One of the crucial aspects of running a pizza business, as it turns out, is making edible pizza. After it endured a 5 per cent decline in US same-store sales in 2008, as well as years of jokes about its boxes tasting better than their contents, Domino’s Pizza launched a domestic recipe upgrade in late 2009, along with an ad campaign that in effect conceded that the pizza had been bad and would get better. Sales jumped, and the shares have risen 300 per cent since the beginning of 2010.
Now that the pizza is better, it is easy to see the virtues of Domino’s business model. Most of Domino’s 4,900 US stores, and all of its 4,700 international outlets, are franchised, so most of its profits come from fees, royalties and sales of ingredients to franchisees. The result is ample, steady cash flows, which have gone towards stock buy-backs and reducing the heavy debt load taken on in a 2007 recapitalisation.
The Domino’s master franchisee in the British Isles, Domino’s Pizza UK and Ireland, shares these virtues: nearly all of its 726 stores are sub-franchised. It earns a higher operating margin than the US company, despite paying it a royalty. And it has strengths of its own: a pristine balance sheet and more room to grow. It is adding about 60 stores a year in the UK and thinks it can continue doing so for years, and it has the rights to Germany, where it has just six stores at the moment. And it also sends cash back to investors.

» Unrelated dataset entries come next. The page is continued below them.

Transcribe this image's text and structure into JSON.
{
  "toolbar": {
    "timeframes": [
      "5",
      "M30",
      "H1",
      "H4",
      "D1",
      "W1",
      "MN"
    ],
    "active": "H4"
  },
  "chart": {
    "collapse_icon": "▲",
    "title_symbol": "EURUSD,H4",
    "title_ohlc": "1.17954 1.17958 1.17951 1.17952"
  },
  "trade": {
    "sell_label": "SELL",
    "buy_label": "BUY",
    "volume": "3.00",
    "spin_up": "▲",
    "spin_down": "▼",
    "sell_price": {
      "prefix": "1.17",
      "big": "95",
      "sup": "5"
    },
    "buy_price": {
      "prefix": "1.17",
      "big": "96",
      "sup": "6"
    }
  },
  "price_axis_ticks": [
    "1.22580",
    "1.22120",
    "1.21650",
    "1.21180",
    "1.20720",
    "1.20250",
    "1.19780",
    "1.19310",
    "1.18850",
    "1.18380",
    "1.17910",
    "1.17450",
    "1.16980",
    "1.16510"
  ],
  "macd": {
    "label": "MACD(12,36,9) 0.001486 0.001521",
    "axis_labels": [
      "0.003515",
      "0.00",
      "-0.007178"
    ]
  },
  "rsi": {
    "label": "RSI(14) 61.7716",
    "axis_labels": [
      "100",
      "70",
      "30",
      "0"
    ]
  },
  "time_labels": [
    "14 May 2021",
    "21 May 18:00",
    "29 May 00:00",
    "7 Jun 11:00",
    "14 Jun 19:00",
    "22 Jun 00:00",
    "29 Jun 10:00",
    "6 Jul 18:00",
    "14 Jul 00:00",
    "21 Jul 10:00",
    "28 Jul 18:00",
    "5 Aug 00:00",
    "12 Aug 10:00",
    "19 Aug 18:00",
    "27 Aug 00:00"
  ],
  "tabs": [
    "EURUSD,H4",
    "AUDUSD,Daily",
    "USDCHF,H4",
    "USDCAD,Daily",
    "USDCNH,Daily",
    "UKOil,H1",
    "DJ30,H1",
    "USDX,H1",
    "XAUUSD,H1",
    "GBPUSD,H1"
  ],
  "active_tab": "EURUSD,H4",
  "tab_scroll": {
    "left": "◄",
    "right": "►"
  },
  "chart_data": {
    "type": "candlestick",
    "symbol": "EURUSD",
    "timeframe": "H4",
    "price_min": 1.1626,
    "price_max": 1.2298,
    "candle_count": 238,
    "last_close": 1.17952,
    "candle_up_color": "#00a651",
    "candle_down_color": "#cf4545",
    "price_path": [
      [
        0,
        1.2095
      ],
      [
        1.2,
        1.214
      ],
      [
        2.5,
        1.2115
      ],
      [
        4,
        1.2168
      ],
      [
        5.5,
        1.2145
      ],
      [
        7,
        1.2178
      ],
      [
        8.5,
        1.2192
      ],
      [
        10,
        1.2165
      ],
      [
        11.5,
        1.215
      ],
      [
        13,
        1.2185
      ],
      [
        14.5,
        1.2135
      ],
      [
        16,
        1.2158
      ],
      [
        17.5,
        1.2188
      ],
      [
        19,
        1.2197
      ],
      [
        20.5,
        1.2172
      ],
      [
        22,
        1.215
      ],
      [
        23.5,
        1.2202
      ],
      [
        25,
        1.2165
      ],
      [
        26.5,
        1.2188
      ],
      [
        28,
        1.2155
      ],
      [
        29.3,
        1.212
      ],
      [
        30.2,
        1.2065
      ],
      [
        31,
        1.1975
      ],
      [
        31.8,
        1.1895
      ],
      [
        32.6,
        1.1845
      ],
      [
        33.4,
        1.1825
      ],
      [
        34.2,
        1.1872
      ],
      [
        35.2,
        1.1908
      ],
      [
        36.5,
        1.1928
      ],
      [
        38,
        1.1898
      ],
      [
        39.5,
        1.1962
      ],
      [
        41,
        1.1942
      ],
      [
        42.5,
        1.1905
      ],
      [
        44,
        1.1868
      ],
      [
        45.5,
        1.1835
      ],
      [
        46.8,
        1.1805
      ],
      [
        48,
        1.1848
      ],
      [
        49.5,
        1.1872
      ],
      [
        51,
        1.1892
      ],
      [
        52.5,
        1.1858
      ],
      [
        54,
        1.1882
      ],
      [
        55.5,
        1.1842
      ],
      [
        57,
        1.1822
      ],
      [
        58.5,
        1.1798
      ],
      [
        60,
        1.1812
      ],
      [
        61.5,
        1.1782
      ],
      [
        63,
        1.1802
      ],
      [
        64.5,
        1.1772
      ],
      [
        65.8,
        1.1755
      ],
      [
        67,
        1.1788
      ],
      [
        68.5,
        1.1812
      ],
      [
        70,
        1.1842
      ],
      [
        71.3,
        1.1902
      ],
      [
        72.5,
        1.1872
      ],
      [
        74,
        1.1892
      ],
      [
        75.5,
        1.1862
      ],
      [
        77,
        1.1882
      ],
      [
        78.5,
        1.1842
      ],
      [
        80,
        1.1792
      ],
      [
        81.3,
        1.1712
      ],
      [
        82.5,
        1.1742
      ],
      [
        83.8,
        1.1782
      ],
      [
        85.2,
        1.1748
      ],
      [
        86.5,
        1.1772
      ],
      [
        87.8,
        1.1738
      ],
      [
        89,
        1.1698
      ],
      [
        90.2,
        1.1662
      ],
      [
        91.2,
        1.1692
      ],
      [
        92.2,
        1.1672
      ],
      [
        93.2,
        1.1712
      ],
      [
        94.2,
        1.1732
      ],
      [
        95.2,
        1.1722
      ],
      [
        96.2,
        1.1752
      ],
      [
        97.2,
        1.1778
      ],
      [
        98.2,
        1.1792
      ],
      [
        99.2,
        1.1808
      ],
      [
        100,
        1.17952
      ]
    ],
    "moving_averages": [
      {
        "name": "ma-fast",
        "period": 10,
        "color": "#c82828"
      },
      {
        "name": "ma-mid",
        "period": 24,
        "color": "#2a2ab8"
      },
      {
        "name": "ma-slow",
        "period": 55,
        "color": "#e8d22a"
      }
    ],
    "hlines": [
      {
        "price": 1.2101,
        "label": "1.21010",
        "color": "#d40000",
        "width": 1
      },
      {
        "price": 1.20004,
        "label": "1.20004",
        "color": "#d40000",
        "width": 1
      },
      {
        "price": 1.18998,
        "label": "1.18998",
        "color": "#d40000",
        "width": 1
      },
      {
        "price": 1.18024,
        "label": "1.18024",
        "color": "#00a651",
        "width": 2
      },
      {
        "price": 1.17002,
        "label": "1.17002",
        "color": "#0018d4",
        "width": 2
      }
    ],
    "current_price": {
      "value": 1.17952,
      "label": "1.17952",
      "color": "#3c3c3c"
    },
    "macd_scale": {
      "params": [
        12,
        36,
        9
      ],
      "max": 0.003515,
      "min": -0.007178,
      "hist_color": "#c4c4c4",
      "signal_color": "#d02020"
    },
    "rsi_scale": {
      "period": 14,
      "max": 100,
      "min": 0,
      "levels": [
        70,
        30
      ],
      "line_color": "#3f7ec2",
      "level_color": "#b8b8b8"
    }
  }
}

Despite this, the shares have not rallied as strongly as the US company’s – perhaps because it didn’t have quality problems to fix. A defensive industry, cash flows, growth, return of capital – an excellent recipe, on both sides of the Atlantic. Too bad all of this is reflected in the valuations. Both companies trade at a notable premium to their industry peers. Investors may have to wait for the market to deliver better prices.